Sukses

Pasca Melahirkan, Sering Nyeri Saat Berhubungan Intim
01 Aug 2015, 18:01 WIB
Wanita, 28 tahun.

pasca melahirkan setiap kali berhubungan intim selalu merasakan nyeri diperut bawah, itu kenapa ya dok?terima kasih.

dr. Suci Dwi Putri

Dijawab Oleh:

dr. Suci Dwi Putri

Terima kasih telah menggunakan layanan e-konsultasi dari Klikdokter.

Kami mengerti kekhawatiran yang Anda rasakan. Nyeri saat berhubungan intim di dalam dunia kedokteran dikenal dengan istilah dispareunia. Nyeri ini dapat terjadi saat penetrasi (masuknya penis ke dalam vagina) di awal,  pertengahan, ketika orgasme, maupun ketika hubungan intim sudah selesai. Dispareunia dapat disebabkan oleh beberapa hal, diantaranya adalah:

  • berkurangnya hormon estrogen yang menyebabkan vagina menjadi kering

  • kurang 'foreplay' atau 'pemasanan' sehingga lubrikasi (pelicin) pada vagina kurang

  • vaginismus atau kontraksi pada otot vagina yang umumnya disebabkan karena trauma atau perasaan takut

  • endometriosis atau pertumbuhan endometrium (lapisan rahim) di luar rahim

  • infeksi pada vagina

  • luka pada vagina

  • infeksi pada serviks (mulut rahim) sehingga ketika terjadi penetrasi dalam maka akan timbul rasa nyeri

  • peradangan pada panggul yang dapat diakibatkan oleh infeksi pada saluran reproduksi dan panggul

Pada kasus Anda, apakah nyeri dirasakan saat ini saja atau pertama kali berhubungan setelah melahirkan Anda juga mengalami hal yang sama? mungkin saat Anda melakukan hubungan seksual, suami kurang melakukan 'foreplay' atau 'pemasanan' sehingga lubrikasi (pelicin) pada vagina anda kurang.

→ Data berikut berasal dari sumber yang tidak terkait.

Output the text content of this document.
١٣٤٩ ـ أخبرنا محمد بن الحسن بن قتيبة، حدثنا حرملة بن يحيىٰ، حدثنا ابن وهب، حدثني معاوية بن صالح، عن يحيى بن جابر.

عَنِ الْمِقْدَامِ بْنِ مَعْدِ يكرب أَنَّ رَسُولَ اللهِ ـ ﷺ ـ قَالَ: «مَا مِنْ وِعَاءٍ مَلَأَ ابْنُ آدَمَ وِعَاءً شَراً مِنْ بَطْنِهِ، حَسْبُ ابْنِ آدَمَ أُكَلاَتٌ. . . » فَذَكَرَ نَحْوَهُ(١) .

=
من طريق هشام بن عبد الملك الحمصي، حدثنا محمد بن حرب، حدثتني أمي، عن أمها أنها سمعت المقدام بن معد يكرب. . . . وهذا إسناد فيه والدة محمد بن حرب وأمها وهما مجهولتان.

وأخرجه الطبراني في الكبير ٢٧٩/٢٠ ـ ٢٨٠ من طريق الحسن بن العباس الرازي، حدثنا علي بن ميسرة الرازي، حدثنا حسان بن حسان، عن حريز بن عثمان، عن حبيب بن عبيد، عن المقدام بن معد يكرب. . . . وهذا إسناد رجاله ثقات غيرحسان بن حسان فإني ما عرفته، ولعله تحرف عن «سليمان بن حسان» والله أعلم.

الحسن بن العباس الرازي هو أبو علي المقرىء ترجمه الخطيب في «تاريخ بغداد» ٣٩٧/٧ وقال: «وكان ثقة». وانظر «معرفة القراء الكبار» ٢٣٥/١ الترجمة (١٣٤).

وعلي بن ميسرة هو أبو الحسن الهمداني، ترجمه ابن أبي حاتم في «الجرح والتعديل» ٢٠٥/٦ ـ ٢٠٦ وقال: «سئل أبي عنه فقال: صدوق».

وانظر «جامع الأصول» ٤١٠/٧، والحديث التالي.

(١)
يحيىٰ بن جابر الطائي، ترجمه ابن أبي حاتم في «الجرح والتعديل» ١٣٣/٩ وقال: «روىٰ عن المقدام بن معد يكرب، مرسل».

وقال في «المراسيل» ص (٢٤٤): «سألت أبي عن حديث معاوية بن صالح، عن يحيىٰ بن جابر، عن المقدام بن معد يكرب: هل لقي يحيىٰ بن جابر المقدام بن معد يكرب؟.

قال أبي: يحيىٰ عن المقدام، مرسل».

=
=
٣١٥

Hal ini menyebabkan penetrasi penis terasa sangat sakit dan bukan tidak mungkin akan terjadi perdarahan dari vagina. Atau pada saat melakukan hubungan seksual Anda merasa trauma atau perasaan takut karena jahitan setelah melahirkan mungkin hal ini tidak Anda sadari, namun alam bawah sadar Anda merasakan hal tersebut. Akibatnya, vagina anda berkontraksi tanpa anda sadari (dikenal denganvaginismus). Meskipun suami sudah melakukan ?pemanasan? yang cukup lama, namun kontraksi dinding vagina yang tidak anda sadari ini menyebabkan penetrasi penis kedalam vagina menjadi lebih sulit (hingga suami Anda merasa ada yang mengganjal di dalam vagina), dan Anda tetap merasa sakit saat dilakukan penetrasi penis ke dalam vagina Anda.

Jika vaginismus terus terjadi dan hubungan seksual terus dipaksakan, bukan tidak mungkin dinding vagina Anda akan robek dan mengalami luka yang akan memperberat rasa nyeri saat berhubungan seksual.

Beberapa saran yang dapat Kami berikan untuk mencegah berulangnya kejadian tersebut antara lain:

  • Lakukan rangsangan seksual (foreplay) yang adekuat sebelum suami melakukan penetrasi penis. Hal ini sedikit banyak juga akan berpengaruh pada ketegangan vagina. Rasa takut atau kekhawatiran dapat membuat vagina menjadi kaku dan kering sehingga mudah terbentuk luka.

  • Lakukanlah hubungan intim dalam suasana yang santai dan nyaman. Kondisi rileks saat berhubungan akan membuat vagina menjadi lemas dan tidak terasa nyeri saat penetrasi. Semakin Anda merasa khawatir dan tidak rileks, semakin sulit untuk mengatasi masalah anda saat ini.

  • Gunakanlah lubrikasi tambahan untuk memudahkan penetrasi penis ke dalam vagina. Pilihlah pelumas yang lebih bersih dan steril untuk mencegah infeksi pada vagina Anda. 

Apabila keluhan berlanjut setelah melakukan foreplay cukup atau setelah menambahkan lubrikasi tambahan, kami sarankan agar Anda berkonsultasi ke dokter kebidanan dan kandungan untuk evaluasi lebih lanjut. Mungkin dispareunia pada diri Anda disebabkan oleh hal-hal lain seperti gangguan hormonal, endometriosis, dll.

Demikian informasi yang dapat Kami berikan. Semoga membantu.